Worst of all, CMS plans to scale the “value-based” model to all Traditional Medicare beneficiaries by 2030. Good or bad, right or wrong, evidence or no, “value-based,” according to the Innovation Center, is here to stay.

Assemblywoman Pilar Schiavo, who led the fight in the Assembly, said, “California houses 20 percent of the nationally approved ACO REACH programs, posing a significant risk to seniors and vulnerable populations who rely on Medicare in our state.”

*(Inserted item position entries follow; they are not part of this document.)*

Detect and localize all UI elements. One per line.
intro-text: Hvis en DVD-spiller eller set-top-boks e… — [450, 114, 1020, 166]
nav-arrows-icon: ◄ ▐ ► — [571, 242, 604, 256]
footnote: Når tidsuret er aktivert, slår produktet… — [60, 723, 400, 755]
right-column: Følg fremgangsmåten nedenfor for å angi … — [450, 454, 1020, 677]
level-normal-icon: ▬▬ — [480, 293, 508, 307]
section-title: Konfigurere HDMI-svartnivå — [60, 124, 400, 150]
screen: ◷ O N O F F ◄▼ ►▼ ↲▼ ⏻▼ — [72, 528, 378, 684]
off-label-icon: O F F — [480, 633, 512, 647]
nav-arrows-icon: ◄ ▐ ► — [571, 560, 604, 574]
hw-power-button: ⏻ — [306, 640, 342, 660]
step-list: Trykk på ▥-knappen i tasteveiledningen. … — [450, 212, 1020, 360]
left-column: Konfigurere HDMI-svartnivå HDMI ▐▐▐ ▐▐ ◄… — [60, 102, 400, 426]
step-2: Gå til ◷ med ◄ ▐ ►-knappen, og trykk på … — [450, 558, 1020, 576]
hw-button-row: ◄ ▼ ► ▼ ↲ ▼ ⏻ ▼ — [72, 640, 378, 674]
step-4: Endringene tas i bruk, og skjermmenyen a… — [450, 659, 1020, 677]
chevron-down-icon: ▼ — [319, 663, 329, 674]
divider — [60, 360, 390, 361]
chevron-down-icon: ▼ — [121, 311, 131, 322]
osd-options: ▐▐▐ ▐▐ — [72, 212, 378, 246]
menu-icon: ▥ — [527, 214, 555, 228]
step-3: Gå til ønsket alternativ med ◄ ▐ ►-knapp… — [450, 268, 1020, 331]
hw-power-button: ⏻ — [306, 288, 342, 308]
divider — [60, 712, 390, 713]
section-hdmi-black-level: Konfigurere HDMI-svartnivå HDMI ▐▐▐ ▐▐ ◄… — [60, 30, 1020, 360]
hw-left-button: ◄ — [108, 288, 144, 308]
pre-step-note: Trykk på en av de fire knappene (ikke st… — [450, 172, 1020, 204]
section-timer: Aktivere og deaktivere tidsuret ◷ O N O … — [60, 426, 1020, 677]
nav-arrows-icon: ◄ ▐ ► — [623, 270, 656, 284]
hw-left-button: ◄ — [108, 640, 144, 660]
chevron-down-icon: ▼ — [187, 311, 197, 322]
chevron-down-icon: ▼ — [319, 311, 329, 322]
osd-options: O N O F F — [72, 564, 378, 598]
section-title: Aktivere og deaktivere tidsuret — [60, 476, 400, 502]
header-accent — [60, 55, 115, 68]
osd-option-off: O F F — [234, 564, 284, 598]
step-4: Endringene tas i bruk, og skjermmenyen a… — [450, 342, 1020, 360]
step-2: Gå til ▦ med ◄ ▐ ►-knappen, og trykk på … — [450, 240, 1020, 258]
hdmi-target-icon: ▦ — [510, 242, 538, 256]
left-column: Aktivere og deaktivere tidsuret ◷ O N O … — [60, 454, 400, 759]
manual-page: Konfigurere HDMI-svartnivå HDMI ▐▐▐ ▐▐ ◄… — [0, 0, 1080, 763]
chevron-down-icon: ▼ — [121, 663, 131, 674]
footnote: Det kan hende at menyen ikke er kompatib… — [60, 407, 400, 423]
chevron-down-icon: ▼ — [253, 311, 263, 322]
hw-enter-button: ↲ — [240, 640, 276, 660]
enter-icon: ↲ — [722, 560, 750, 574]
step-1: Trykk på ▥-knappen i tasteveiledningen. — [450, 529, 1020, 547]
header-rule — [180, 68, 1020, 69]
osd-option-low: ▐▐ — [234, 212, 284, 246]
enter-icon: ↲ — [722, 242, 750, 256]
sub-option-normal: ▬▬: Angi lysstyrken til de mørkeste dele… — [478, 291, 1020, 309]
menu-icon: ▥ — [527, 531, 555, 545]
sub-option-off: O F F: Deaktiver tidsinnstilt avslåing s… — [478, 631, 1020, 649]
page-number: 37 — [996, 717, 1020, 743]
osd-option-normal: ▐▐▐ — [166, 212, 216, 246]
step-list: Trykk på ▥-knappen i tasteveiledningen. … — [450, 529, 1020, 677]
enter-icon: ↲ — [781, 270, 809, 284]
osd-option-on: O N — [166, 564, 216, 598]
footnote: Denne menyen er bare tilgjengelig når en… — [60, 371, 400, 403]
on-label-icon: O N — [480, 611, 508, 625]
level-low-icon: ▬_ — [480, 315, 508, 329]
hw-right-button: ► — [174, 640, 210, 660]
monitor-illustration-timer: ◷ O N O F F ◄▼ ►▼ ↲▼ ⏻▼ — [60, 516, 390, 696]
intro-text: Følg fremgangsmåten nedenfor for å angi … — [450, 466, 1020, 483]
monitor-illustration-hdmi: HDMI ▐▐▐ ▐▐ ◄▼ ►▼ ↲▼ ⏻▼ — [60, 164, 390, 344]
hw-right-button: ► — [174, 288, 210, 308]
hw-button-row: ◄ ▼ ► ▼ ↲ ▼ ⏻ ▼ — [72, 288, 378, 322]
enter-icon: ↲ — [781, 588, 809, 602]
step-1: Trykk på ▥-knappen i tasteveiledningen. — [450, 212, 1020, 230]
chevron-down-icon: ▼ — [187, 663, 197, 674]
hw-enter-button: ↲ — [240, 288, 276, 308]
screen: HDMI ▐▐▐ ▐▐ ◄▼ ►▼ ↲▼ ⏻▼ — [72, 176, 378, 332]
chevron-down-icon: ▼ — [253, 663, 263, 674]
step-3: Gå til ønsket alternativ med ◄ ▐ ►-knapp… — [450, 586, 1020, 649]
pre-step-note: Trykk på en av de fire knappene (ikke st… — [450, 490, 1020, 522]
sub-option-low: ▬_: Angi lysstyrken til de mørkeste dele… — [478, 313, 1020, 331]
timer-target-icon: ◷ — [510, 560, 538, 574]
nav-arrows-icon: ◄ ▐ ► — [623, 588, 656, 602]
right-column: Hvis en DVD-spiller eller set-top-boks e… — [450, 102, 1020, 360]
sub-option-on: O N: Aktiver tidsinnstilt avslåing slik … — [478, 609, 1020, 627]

She and the California State legislature said, not so fast. And by a vote of 63 to 15 in the Assembly, and 30 to 6 in the Senate, the state of California was the first to tell President Biden, and Health and Human Services Secretary, Xavier Becerra, this state will not threaten the care or choice of seniors, or the solvency of the Medicare Trust Fund.

It’s time to put a lid on “value-based” models like ACO REACH and start looking for solutions that don’t funnel hard-earned Medicare tax dollars to corporate profiteers. Single payer is used around the world and fulfills the Innovation Center’s criteria: controls costs and improves outcomes. Why not run a national “single-payer-based” model instead?